Markets in financial instruments

2020/0152(COD)

The European Parliament adopted by 339 votes to 294, with 57 abstentions, a legislative resolution on the proposal for a directive of the European Parliament and of the Council amending Directive 2014/65/EU as regards information requirements, product governance and position limits to help the recovery from the COVID-19 pandemic.

As a reminder, the main aim of the proposal is to make targeted changes to the regulatory requirements imposed by the Markets in Financial Instruments Directive (MIFID II) in order to support the recovery from the COVID-19 pandemic.

Parliament adopted its position at first reading in accordance with the ordinary legislative procedure by amending the Commission proposal as follows:

Purpose of the amendments

It is clarified that the general aim of the limited targeted changes to existing EU financial services law is to remove unnecessary red tape and to introduce calibrated measures that are deemed effective in alleviating economic hardship. These amendments aim to avoid introducing changes that would lead to more administrative burdens for the sector and leaving aside complex legislative issues that will be resolved in the planned review of the MiFID II Directive.

Further efforts to reduce regulatory complexity and investment firms’ compliance costs and to eliminate distortions of competition could be considered, provided that sufficient account is taken of investor protection at the same time.

Exemption from product governance requirements

The issuance of bonds is crucial to raise capital and to overcome the COVID-19 crisis. Bonds with no other embedded derivative than a make-whole clause are generally considered safe and simple products that are eligible for retail clients.

Under the amended text, an investment firm should be exempted from the product governance requirements, where the investment service it provides relates to bonds with no other embedded derivative than a make-whole clause or where the financial instruments are marketed or distributed exclusively to eligible counterparties.

Assessing the ancillary nature of a trading activity

Currently, persons applying for the ancillary activity exemption are required to notify annually the relevant competent authority that they make use of that exemption and to provide the necessary elements to satisfy the two quantitative tests that determine whether their trading activity is ancillary to their main business.

The amendments clarify that in order to establish when an activity is considered ancillary, competent authorities could rely on a combination of quantitative and qualitative elements, subject to compliance with clearly defined conditions.

The Commission should be empowered (i) to provide guidance on the circumstances under which national authorities may apply an approach combining quantitative and qualitative threshold criteria, and (ii) to develop, by 31 July 2021 at the latest, a delegated act specifying the criteria for establishing when an activity is to be considered as ancillary to the main business at group level.

Research services of investors

Research on small and middle-capitalisation issuers is essential to help issuers to connect with investors.
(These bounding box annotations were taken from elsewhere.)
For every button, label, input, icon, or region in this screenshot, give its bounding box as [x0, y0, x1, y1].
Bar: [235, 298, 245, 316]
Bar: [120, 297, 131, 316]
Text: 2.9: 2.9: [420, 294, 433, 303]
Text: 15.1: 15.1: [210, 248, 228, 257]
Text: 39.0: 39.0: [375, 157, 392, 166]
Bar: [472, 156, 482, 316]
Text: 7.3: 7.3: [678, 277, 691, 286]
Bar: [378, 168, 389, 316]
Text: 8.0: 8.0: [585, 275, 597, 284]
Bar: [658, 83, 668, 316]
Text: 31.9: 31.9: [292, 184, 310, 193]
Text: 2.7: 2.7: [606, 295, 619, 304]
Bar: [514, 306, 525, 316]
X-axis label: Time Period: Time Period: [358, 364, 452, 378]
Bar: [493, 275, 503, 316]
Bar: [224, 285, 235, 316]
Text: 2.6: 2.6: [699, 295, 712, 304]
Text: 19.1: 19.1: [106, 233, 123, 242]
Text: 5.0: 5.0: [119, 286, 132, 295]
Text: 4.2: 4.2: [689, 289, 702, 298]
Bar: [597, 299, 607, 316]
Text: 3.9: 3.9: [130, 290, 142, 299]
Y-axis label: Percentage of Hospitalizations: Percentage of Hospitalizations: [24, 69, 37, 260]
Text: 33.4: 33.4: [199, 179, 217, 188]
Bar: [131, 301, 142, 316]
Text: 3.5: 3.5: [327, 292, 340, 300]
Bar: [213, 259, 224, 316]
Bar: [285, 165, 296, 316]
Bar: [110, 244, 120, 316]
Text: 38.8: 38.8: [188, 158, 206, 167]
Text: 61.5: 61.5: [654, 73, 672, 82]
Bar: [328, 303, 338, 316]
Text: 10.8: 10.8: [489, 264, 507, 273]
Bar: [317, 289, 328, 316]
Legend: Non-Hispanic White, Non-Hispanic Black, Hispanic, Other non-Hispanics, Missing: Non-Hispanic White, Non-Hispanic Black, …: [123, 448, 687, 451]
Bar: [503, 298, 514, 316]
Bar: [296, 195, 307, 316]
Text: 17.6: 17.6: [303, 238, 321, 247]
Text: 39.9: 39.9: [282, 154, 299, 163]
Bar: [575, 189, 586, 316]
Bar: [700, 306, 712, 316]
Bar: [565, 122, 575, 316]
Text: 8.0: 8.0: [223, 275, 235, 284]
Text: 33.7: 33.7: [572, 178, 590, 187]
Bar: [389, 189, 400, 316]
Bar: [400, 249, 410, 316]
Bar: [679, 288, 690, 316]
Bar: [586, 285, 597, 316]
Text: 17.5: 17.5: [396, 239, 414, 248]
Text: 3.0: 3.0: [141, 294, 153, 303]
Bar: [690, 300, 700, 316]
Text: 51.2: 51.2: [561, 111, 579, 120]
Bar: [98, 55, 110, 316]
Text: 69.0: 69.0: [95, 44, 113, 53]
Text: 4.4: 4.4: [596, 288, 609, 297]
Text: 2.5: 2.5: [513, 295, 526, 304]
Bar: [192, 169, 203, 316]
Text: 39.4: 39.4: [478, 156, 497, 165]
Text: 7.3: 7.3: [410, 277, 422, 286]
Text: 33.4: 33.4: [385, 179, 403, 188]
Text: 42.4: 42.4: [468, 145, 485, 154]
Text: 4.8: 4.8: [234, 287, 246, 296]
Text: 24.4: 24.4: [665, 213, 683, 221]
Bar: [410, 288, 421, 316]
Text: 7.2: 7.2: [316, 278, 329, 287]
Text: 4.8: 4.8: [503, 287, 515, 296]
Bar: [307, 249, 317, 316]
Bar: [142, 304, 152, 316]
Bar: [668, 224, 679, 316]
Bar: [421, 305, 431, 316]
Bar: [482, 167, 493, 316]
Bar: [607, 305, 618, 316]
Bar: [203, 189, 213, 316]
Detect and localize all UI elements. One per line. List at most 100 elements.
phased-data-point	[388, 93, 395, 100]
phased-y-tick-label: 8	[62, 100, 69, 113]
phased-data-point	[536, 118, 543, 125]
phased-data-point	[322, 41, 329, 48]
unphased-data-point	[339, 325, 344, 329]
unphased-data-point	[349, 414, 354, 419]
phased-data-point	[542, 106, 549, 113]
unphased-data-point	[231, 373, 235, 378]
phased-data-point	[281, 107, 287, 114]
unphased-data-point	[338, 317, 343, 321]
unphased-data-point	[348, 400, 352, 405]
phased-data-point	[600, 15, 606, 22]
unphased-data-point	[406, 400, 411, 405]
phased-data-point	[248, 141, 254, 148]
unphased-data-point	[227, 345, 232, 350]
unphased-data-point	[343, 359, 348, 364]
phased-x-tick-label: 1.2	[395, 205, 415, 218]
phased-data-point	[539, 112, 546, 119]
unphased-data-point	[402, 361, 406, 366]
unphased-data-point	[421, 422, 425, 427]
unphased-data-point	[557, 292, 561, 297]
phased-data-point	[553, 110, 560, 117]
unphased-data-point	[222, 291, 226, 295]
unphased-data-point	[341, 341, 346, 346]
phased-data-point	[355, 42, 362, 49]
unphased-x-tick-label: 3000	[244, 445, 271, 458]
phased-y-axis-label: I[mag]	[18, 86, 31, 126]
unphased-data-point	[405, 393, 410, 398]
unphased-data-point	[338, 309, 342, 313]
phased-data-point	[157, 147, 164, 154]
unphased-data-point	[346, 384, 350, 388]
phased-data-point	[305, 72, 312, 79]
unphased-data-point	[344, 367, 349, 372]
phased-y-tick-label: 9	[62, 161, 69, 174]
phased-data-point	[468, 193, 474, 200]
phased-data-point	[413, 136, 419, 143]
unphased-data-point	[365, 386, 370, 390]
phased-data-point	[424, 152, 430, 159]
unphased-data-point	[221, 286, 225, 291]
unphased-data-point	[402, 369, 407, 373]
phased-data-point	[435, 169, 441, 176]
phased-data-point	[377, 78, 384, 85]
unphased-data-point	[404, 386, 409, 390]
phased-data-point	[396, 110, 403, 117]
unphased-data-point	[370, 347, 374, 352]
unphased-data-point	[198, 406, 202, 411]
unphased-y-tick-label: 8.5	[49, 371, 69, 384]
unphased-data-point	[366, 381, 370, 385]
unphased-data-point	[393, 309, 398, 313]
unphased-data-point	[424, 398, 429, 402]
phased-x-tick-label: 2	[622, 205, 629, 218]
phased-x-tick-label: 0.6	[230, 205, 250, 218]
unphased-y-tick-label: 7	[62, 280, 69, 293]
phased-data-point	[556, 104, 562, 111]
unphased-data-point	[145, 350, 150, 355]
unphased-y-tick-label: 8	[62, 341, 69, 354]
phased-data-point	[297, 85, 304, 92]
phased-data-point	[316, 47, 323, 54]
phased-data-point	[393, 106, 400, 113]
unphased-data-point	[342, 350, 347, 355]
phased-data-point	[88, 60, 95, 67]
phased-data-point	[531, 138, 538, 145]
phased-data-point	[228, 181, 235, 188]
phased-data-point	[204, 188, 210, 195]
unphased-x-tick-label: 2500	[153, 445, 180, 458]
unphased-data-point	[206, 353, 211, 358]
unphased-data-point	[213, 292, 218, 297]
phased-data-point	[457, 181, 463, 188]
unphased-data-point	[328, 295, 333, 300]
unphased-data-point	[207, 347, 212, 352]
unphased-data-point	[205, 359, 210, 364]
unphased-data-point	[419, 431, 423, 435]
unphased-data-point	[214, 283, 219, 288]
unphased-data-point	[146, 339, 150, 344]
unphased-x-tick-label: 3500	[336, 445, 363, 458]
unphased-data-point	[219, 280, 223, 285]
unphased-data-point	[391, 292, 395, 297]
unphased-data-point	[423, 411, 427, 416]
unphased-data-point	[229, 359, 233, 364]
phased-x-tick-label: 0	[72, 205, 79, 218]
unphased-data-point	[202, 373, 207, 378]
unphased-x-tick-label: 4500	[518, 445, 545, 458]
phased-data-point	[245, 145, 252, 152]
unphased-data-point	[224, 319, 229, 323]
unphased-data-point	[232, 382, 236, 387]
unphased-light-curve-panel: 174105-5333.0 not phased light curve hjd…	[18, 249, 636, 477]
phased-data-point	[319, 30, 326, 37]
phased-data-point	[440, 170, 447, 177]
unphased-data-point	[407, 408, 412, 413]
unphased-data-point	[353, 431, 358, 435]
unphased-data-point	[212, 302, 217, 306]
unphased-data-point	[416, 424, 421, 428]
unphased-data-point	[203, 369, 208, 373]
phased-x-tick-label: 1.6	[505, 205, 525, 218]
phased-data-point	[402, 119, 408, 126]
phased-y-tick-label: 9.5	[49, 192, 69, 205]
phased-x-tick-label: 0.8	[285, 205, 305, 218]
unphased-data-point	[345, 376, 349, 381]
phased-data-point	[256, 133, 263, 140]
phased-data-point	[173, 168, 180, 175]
This research increases the visibility of issuers and thus ensures a sufficient level of investment and liquidity.

The amending directive provides that research increases the visibility of issuers and thus ensures a sufficient level of investment and liquidity. Investment firms should be allowed to pay jointly for the provision of research and for the provision of execution services provided certain conditions are met. One of the conditions should be that the research is provided on issuers whose market capitalisation did not exceed EUR 1 billion, as expressed by the end-year quotes, for the 36 months preceding the provision of the research.

Review

By 31 July 2021, and based on the outcome of a public consultation, the Commission should review, inter alia, (i) the operation of the structure of the securities markets, reflecting the new economic reality after 2020, data and data quality issues related to market structure, and the transparency rules, including issues related to third countries, (ii) the rules on research, (iii) the rules on all forms of payments to advisers and their level of professional qualification, (iv) product governance, (v) loss reporting and (vi) client categorisation. If appropriate, the Commission should submit a legislative proposal to the European Parliament and to the Council.

In order to ensure that the objectives pursued by the amendments to Directives 2013/36/EU and (EU) 2019/878 are met, and in particular to avoid any disruptive effects for Member States, it is foreseen that these amendments should become applicable from 28 December 2020.